Vingt-deux heures de route et 1.200 kilomètres aller-retour: chaque semaine, les familles des militants du mouvement de contestation du Hirak viennent depuis le nord du Maroc rendre visite à leurs proches incarcérés à Casablanca, dans l’attente de leur procès.
« Les familles des détenus sont épuisées, chaque semaine c’est la même épreuve. Pourquoi nous font-ils vivre ce calvaire? », s’indigne Rachid Ahbbad.
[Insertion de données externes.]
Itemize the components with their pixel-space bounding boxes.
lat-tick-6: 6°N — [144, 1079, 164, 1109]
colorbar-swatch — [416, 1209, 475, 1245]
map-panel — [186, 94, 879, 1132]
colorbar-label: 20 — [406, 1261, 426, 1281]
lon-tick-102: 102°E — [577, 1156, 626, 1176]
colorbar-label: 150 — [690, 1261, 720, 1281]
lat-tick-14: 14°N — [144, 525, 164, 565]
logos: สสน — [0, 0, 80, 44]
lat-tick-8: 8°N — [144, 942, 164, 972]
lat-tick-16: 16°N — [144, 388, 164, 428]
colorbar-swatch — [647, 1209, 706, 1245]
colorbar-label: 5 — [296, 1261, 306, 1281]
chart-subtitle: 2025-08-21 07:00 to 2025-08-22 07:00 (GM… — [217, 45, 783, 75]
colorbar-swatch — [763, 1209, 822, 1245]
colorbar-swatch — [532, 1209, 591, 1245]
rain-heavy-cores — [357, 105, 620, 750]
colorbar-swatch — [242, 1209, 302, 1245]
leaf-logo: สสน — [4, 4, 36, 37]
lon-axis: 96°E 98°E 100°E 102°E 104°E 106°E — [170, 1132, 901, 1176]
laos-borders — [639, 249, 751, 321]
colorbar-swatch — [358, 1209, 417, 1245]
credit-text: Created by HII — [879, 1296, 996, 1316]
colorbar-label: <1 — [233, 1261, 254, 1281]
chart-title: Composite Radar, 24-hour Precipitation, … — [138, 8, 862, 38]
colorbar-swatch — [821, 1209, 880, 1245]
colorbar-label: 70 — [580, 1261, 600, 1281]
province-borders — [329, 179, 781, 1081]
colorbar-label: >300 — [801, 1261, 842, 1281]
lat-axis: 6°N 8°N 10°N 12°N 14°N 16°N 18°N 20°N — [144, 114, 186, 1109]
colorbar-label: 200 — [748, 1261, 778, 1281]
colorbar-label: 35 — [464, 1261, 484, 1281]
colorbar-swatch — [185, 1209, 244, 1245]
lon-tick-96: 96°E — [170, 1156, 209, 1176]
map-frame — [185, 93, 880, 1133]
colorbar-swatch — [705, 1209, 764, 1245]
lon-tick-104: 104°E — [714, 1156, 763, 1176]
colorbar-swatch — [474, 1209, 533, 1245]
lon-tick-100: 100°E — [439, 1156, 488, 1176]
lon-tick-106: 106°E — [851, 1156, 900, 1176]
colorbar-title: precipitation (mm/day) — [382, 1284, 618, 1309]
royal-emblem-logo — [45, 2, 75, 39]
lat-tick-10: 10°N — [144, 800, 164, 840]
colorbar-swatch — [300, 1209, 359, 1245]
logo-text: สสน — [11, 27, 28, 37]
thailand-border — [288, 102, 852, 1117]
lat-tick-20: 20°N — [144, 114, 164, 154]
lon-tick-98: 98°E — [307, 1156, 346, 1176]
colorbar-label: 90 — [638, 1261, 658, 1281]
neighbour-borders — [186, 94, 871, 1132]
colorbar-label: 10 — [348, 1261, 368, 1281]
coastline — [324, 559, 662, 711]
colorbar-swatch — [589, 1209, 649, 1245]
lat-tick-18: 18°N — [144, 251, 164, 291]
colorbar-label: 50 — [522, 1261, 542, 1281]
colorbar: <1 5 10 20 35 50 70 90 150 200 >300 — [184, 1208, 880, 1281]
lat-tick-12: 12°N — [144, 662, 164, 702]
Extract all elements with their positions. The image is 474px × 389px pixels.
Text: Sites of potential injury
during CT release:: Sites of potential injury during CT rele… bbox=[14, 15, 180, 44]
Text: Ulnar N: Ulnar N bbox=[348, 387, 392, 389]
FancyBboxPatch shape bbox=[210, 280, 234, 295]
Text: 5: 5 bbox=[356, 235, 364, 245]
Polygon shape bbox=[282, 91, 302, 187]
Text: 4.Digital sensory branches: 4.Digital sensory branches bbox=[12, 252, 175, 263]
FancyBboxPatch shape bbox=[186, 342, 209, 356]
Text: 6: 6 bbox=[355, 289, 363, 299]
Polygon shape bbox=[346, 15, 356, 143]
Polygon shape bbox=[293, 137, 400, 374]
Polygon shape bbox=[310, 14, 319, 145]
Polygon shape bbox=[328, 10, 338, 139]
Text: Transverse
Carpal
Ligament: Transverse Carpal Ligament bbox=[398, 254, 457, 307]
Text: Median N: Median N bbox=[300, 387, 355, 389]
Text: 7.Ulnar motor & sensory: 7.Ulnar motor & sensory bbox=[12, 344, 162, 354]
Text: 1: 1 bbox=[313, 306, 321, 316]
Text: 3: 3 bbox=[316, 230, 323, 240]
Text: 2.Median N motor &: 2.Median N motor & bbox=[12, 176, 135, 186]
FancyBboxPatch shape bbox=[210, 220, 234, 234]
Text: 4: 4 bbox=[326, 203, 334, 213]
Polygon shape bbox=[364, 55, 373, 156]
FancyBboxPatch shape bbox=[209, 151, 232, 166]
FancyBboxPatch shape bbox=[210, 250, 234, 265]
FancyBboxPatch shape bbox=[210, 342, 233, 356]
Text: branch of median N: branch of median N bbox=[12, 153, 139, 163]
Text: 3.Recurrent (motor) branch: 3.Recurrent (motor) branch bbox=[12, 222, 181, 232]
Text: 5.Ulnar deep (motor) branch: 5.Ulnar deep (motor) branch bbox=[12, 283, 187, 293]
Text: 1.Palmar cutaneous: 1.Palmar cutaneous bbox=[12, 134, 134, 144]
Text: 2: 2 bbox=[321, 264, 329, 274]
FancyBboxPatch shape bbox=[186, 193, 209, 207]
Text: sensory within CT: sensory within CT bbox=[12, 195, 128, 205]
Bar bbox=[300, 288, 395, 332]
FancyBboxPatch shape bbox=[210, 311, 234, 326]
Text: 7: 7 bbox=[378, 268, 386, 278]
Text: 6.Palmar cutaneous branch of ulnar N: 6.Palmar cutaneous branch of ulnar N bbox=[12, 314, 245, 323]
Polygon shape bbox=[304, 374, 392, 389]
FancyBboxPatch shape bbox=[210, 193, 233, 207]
Il est venu voir son fils Bilal, 19 ans, incarcéré début juin pour avoir participé aux manifestations qui agitaient alors la région.
« Nos jeunes sont sortis dans la rue pour des revendications légitimes. Les manifestations étaient pacifiques. Et ils ont été qualifiés de séparatistes », s’indigne ce commerçant d’Al-Hoceïma, l’épicentre du mouvement né après la mort d’un vendeur de poisson broyé dans une benne à ordures.
« Les familles ont besoin de soutien », souffle Amine Abdelhamid, militant des droits de l’Homme et membre du comité de soutien du « Hirak » – la « mouvance » en arabe, nom donné localement au mouvement de contestation.
Avec une poignée de militants, cet ancien prisonnier politique de 73 ans est venu participer à un sit-in devant la prison Oukacha à Casablanca, le plus grand centre pénitentiaire du royaume.
Les grandes manifestations du « Hirak » visaient à demander le développement de cette région marginalisée qui vit essentiellement du tourisme, de la pêche et de l’argent envoyé par ceux qui ont réussi à émigrer en Europe.
Les meneurs ont été arrêtés entre fin mai et juin et transférés à Casablanca. Ils ont depuis droit à deux heures de parloir par semaine, le mercredi.
Tous les mardis soir, un bus affrété par le Conseil national des droits de l’Homme (CNDH), un organisme officiel, prend la route d’Al-Hoceïma et récupère au passage des familles à Imzouren, l’autre haut-lieu de la contestation.
« La souffrance, ça détruit ». Ce mercredi, Ahmed Zefzafi, père de Nasser, le leader de la contestation, est le premier à sortir. Il salue les activistes et donne des nouvelle de son fils, un chômeur de 39 ans devenu le porte-drapeau de la colère populaire avec ses diatribes enflammées contre l’Etat « corrompu » ou « l’arbitraire du makhzen » (pouvoir).
– ‘Jambes gonflées’ –
Un peu plus tard, le reste des familles franchit l’imposante porte du centre pénitentiaire et rejoint le sit-in.
« Près de la moitié des détenus en grève de la faim ont suspendu leur action », indique Soufiane El Hani, venu voir son frère.
La grève était suivie depuis cinq semaines par 38 des 49 détenus du Hirak pour dénoncer leurs conditions de détention à Casablanca et obtenir leur libération.
« Mon fils a beaucoup maigri, il a le teint pâle, arrive difficilement à parler. Il a perdu 29 kilos. On dirait un cadavre. J’ai essayé de le convaincre de s’alimenter mais il refuse », se désole la mère de Mohamed Jelloul, une figure connue du mouvement qui a décidé de poursuivre sa grève de la faim.
« Je fais le trajet chaque semaine. J’ai les jambes gonflées. On sent la hogra (injustice, mépris), une grande hogra », se lamente-t-elle, toute de noir vêtue.
La mère de Nabil Ahamjik, autre figure du mouvement, est tout aussi inquiète pour la santé de son fils qui refuse toujours de s’alimenter.
« J’ai beaucoup de peine pour lui et les autres détenus. Nous voulons qu’ils soient libérés, ils n’ont fait que demander leurs droits », murmure-t-elle, l’air désemparé.
« C’est un mouvement juste », martèle Amine Abdelhamid, venu pour « faire pression sur les autorités pour qu’elles libèrent l’ensemble des détenus politiques du Hirak, emprisonnés arbitrairement ».
Poursuivis pour « atteinte à la sécurité intérieure de l’État », « tentatives de sabotage, de meurtre et de pillage » ou « conspiration contre la sécurité intérieure », les manifestants, âgés de 20 à 40 ans, risquent jusqu’à 20 ans de prison.
Plus tard, le bus reprend la route. Les familles forment de la main un rapide « V » de la victoire aux militants.